Voz do servidor

Anos. Foram anos para decidir. Ainda assim, durante todo o processo, houve momentos em que a vontade era desistir.

Minha mãe tem Alzheimer. Há mais de 15 anos. Aos poucos, bem aos poucos, ela foi se desconectando. Por muito tempo comia com suas mãos, escovava os dentes e fazia outras atividades da vida diária, sozinha. Mas o tempo é inflexível e ela começou a ter dificuldades. Hoje, não nos conhece. Não usa nossos nomes. Quando a chamamos “mamãe”, costuma não responder. Usamos seu nome, Margarida, ou o apelido que o papai sempre usou: Garida.

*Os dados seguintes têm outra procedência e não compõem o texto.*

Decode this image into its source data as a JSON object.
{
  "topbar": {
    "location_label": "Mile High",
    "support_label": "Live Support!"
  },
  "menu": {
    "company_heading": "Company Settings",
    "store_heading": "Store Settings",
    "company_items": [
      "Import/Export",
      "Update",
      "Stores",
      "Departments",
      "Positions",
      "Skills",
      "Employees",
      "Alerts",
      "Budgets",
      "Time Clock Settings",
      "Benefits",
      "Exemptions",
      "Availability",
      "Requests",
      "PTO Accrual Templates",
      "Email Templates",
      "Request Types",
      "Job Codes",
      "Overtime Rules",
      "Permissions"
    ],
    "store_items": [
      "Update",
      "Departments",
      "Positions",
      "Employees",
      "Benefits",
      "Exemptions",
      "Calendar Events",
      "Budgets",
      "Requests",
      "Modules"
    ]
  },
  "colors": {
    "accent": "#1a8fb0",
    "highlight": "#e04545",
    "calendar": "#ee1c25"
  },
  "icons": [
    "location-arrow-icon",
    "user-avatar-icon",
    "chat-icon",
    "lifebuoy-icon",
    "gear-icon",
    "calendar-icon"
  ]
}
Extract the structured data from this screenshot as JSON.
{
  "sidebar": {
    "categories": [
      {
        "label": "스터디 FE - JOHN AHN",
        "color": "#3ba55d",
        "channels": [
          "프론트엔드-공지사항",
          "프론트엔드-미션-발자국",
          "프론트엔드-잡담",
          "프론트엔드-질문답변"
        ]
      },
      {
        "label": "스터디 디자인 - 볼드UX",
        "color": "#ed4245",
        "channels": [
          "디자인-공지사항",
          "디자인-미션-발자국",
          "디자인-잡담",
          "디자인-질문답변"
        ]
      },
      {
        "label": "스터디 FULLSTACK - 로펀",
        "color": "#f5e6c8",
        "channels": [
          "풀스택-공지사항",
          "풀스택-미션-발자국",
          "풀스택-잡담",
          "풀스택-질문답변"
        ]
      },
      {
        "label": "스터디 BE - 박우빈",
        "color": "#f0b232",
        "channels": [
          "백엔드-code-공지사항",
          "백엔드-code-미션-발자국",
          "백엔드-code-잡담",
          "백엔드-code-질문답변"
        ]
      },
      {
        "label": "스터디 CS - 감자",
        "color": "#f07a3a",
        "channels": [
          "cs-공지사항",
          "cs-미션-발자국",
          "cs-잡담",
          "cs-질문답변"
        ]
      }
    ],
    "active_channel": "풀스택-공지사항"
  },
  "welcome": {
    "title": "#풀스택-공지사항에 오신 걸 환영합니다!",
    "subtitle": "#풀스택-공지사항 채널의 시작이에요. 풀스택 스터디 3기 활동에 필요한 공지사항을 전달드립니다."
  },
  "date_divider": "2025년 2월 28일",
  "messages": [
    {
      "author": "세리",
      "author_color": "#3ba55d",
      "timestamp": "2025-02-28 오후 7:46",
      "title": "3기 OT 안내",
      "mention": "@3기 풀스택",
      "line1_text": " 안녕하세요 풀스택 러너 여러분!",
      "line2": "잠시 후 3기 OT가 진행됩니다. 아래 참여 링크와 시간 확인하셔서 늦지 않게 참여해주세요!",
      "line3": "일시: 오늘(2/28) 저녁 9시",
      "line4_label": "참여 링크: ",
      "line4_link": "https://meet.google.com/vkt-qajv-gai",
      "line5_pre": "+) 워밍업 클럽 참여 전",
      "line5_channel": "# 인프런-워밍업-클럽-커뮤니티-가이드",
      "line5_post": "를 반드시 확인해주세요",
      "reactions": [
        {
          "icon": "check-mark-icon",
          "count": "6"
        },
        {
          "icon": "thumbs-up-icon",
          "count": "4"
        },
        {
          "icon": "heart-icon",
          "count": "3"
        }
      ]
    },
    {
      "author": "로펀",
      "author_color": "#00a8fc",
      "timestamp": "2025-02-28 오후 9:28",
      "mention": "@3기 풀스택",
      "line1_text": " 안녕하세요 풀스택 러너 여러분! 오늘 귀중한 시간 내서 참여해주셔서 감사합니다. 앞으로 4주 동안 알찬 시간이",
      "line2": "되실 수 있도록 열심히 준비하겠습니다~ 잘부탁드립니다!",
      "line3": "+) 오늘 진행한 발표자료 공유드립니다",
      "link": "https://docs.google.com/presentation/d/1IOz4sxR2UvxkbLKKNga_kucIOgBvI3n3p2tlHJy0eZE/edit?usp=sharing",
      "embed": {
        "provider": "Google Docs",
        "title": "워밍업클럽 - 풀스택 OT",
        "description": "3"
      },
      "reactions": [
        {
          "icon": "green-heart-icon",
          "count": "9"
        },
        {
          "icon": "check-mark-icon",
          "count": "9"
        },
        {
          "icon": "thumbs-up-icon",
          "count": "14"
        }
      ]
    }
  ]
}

Em um dado momento ela teve o dedo médio (pai de todos, na linguagem popular) em gatilho, na mão direita. O dedo ficou dobrado sobre a palma da mão, sem condições de ser esticado novamente. Depois, aconteceu o mesmo, com o mesmo dedo, mas da mão esquerda, claro. Mais tarde, o dedo anelar (que se chama assim porque é nele que se coloca, ou se colocava, o anel) e o mínimo (ou mindinho) caíram sobre o dedo médio da mão direita. Desta forma, destra que sempre foi, só tinha o polegar e o indicador em condições de pegarem objetos. Segurar um talher, um copo ou uma xícara, sem chances.

Quanto à alimentação, durante muito tempo comeu de tudo. Depois, passou a não aceitar nada sólido, ou em pedacinhos. Só bolo no café da manhã. Gelatina, ela aceita. Aliás, além de suco de fruta, é só o que conseguimos dar-lhe para hidratá-la. Água, muito pouco e geralmente pela manhã, quando toma o Puran. No mais, é só sopa e mingau ou algum tipo de creme ou doce. Aliás, ela adora doces! Sempre foi uma perfeita formiga doceira! Na sopa, sempre tem algum legume doce para que seu paladar, apurado, com certeza, aceite o alimento.

E tem a fala. Começou a esquecer-se das palavras, parou de formar frases, começou a cantarolar. Uma palavra ou outra. Mas só. À noite, dormindo, às vezes fala uma pequena frase. Mas é só. Pelo que podemos observar, ela compreende, pelo menos em parte, o que falamos. Responde sorrindo ou fechando a cara, quando não está satisfeita. Quando não quer algo, sabe bem dizer “não!”.